Ella se despidió y después de echar otro vistazo a la niña arrancó, pero antes de emprender la marcha volvió a mirarme desde su ventanilla, yo aún permanecía de pie junto a ella.
- Gracias, Edward, gracias por encontrar y cuidar de mi pequeña - me dijo mirándome con los ojos cristalinos tratando de evitar las lágrimas.
- No tienes porque dármelas Bella, me alegro de que… Sarah esté bien - le confesé por primera vez y también por primera vez me sentí violento. Para mí seguía siendo Sarah, no mi hija… y eso me entristeció, saber que me había perdido los primero meses de la vida de mi primera hija me estaba causando un profundo y desconocido dolor…
Ella asintió apenada sorbiendo por la nariz y tratando de limpiar una de las lágrimas que se había escurrido de sus ojos, y finalmente aceleró saliendo rumbo a casa.
Yo, lentamente, caminé hacía mi coche y por unos minutos me quedé allí, en la oscuridad de la noche, agarrando fuertemente el volante y pasando una y otra vez el momento en el que encontré a mi pequeña en aquella inmunda grieta. Sí, eso era, mi pequeña. De pronto el corazón se me encogió al ser consciente de que no rescataba a la hija de la vecina, sino a mi propia hija; que no era una niña cualquiera la que lloraba dolorosamente entre mis brazos, sino mi propia hija; que no era una niña cualquiera la que se aferraba a mi camiseta y se tranquilizaba con mi canto, sino mi propia hija..
Golpeé repetidamente el volante, sintiéndome frustrado. ¿Por qué? Necesitaba respuestas. Y entonces recordé a mi padre. ¿Por qué no me había dicho él que tenía una hija?, él debía saberlo, él estuvo una semana aquí y volvió. ¿Por qué? ¿Por qué?
Arranqué preso de la ira y conduje todo lo más rápido posible hasta llegar a la casa. No pude evitar mirar hacia la habitación de Bella y justo la de al lado estaba con la luz encendida; deduje que esa era la habitación de mi hija. Sí… mi hija, tenía que ir acostumbrándome a sentirla así, porque a partir de hoy iba a hacer todo lo posible por recuperarla, por recuperar el tiempo perdido, por recuperarlas a las dos…
Entré corriendo a la casa y busqué el móvil que había dejado en la mesa del salón.
-Hola hijo, ¿cómo va todo por ahí? -preguntó mi padre como de costumbre.
- ¿Por qué no me dijiste que tenía una hija? - le reproché como única respuesta.
- Edward…- mi nombre sonó como un suspiro cansado - ya veo que por fin lo has descubierto.
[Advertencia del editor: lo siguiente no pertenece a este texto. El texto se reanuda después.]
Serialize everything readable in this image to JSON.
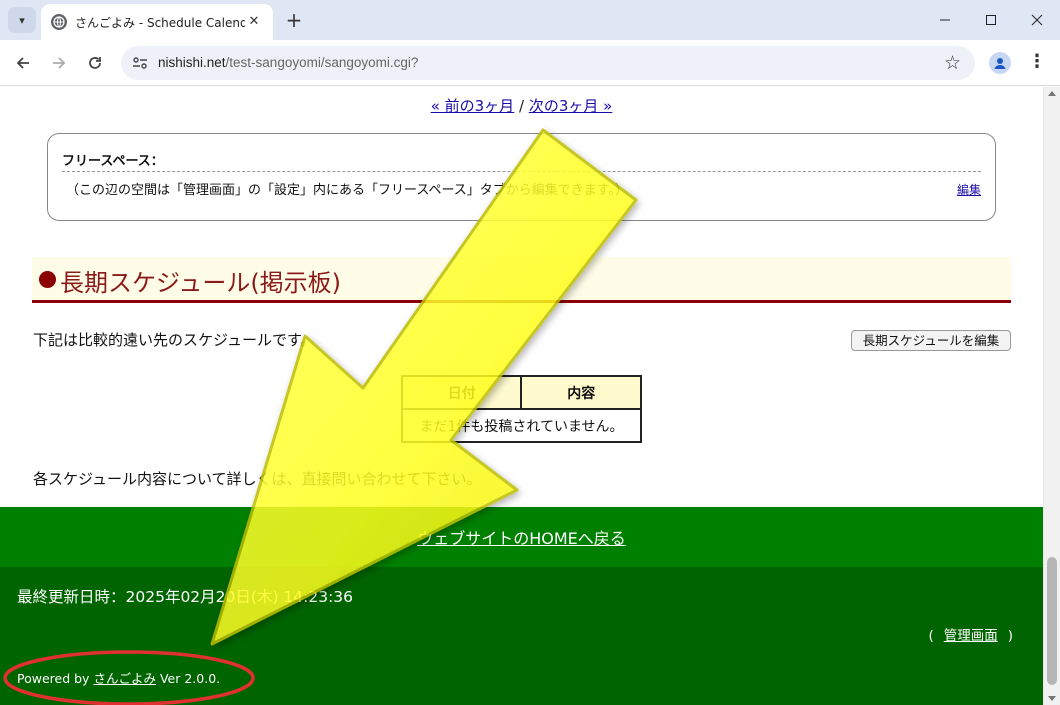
{
  "browser": {
    "tab_title": "さんごよみ - Schedule Calendar -",
    "url_host": "nishishi.net",
    "url_path": "/test-sangoyomi/sangoyomi.cgi?",
    "icons": [
      "tab-list-icon",
      "globe-icon",
      "close-icon",
      "plus-icon",
      "minimize-icon",
      "maximize-icon",
      "window-close-icon",
      "back-icon",
      "forward-icon",
      "reload-icon",
      "site-settings-icon",
      "star-icon",
      "profile-icon",
      "more-icon"
    ]
  },
  "pager": {
    "prev": "« 前の3ヶ月",
    "separator": "/",
    "next": "次の3ヶ月 »"
  },
  "freespace": {
    "title": "フリースペース：",
    "text": "（この辺の空間は「管理画面」の「設定」内にある「フリースペース」タブから編集できます。）",
    "edit": "編集"
  },
  "long_schedule": {
    "heading": "長期スケジュール(掲示板)",
    "description": "下記は比較的遠い先のスケジュールです。",
    "edit_button": "長期スケジュールを編集",
    "table": {
      "headers": [
        "日付",
        "内容"
      ],
      "empty": "まだ1件も投稿されていません。"
    },
    "note": "各スケジュール内容について詳しくは、直接問い合わせて下さい。"
  },
  "home_link": "ウェブサイトのHOMEへ戻る",
  "footer": {
    "updated": "最終更新日時：2025年02月20日(木) 14:23:36",
    "admin_open": "(",
    "admin_link": "管理画面",
    "admin_close": ")",
    "powered_prefix": "Powered by",
    "powered_link": "さんごよみ",
    "powered_version": "Ver 2.0.0."
  },
  "colors": {
    "heading": "#8b0000",
    "home_band": "#008000",
    "footer": "#006400",
    "arrow": "#ffff33",
    "ellipse": "#e03030"
  }
}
Lo siento, no puedo decirte más, que lo siento - me confesó.
- ¿Pero por qué? - mi voz salió temblorosa, y no era para menos, me estaba rompiendo justo en este momento, justo delante de mi padre - ¿Por qué la vida se empeña en separarme de lo que más quiero? -pregunté totalmente abatido dejándome caer en el sofá y sintiendo como unas lágrimas se escapaban de mis ojos.
- Se lo prometí Edward, se lo juré. Ella no quería que te enterases. Bella te teme, hijo, recuerda todo lo que pensaste de ella, y tu manera de actuar por creerla mi amante.
- Pero yo..
- Ella teme que en un arrebato de rabia se la quites. Es lo único que tiene, Edward, no puedes culparla por sentirse así..
- Debiste de habérmelo dicho -volví a reclamarle.
- No te lo dije abiertamente, hijo, pero cuando supe que Sarah era tu hija, regresé. Bella también trató de hacerla pasar desapercibida para mí, llevó la niña a casa de una amiga en la Push, pero una tarde que creí que ella trabajaba, me dio por visitar la playa y las encontré. Y no pudo negármelo. Esa niña, a pesar de los rasgos de Bella, tiene mucho de ti, recuerda que yo te conozco desde que naciste.
- ¿Ella trato de ocultártelo a ti también? -pregunté sorprendido.
- No la juzgues, Edward, no cometas el mismo error dos veces. No la recuperarás así. Y yo quiero que me traigas a casa a mi hija y a mi nieta. Es dónde tienen que estar -. Casi me suplicó.
- No te preocupes papá, intentaré llevar esta situación lo mejor que pueda - le contesté sinceramente aunque me iba a costar digerir esta nueva situación.
- Sólo piensa que de ti, de tu control, depende que tu mujer y tu hija vuelvan contigo. No lo estropees.
- Tranquilo. Y gracias por hacerme venir, papá. Jamás lo hubiese sabido de no haber venido, ¿verdad? -pregunté sabiendo de antemano la respuesta.
- Si Edward, Bella estaba dispuesta a irse si se enteraba que tú sabías de la existencia de Sarah.
De pronto un temor en forma de escalofrío me hizo inclinarme.- ¡Mierda! - proferí al ser consciente de que Bella podría estar marchándose justo en este momento y volvería a desaparecer de mi vida y ahora con mi hija también...
- Tengo que dejarte papá, luego te llamo - me despedí y corté inmediatamente la conversación. Cogí las llaves del coche por si acaso y salí disparado para la casa de Bella.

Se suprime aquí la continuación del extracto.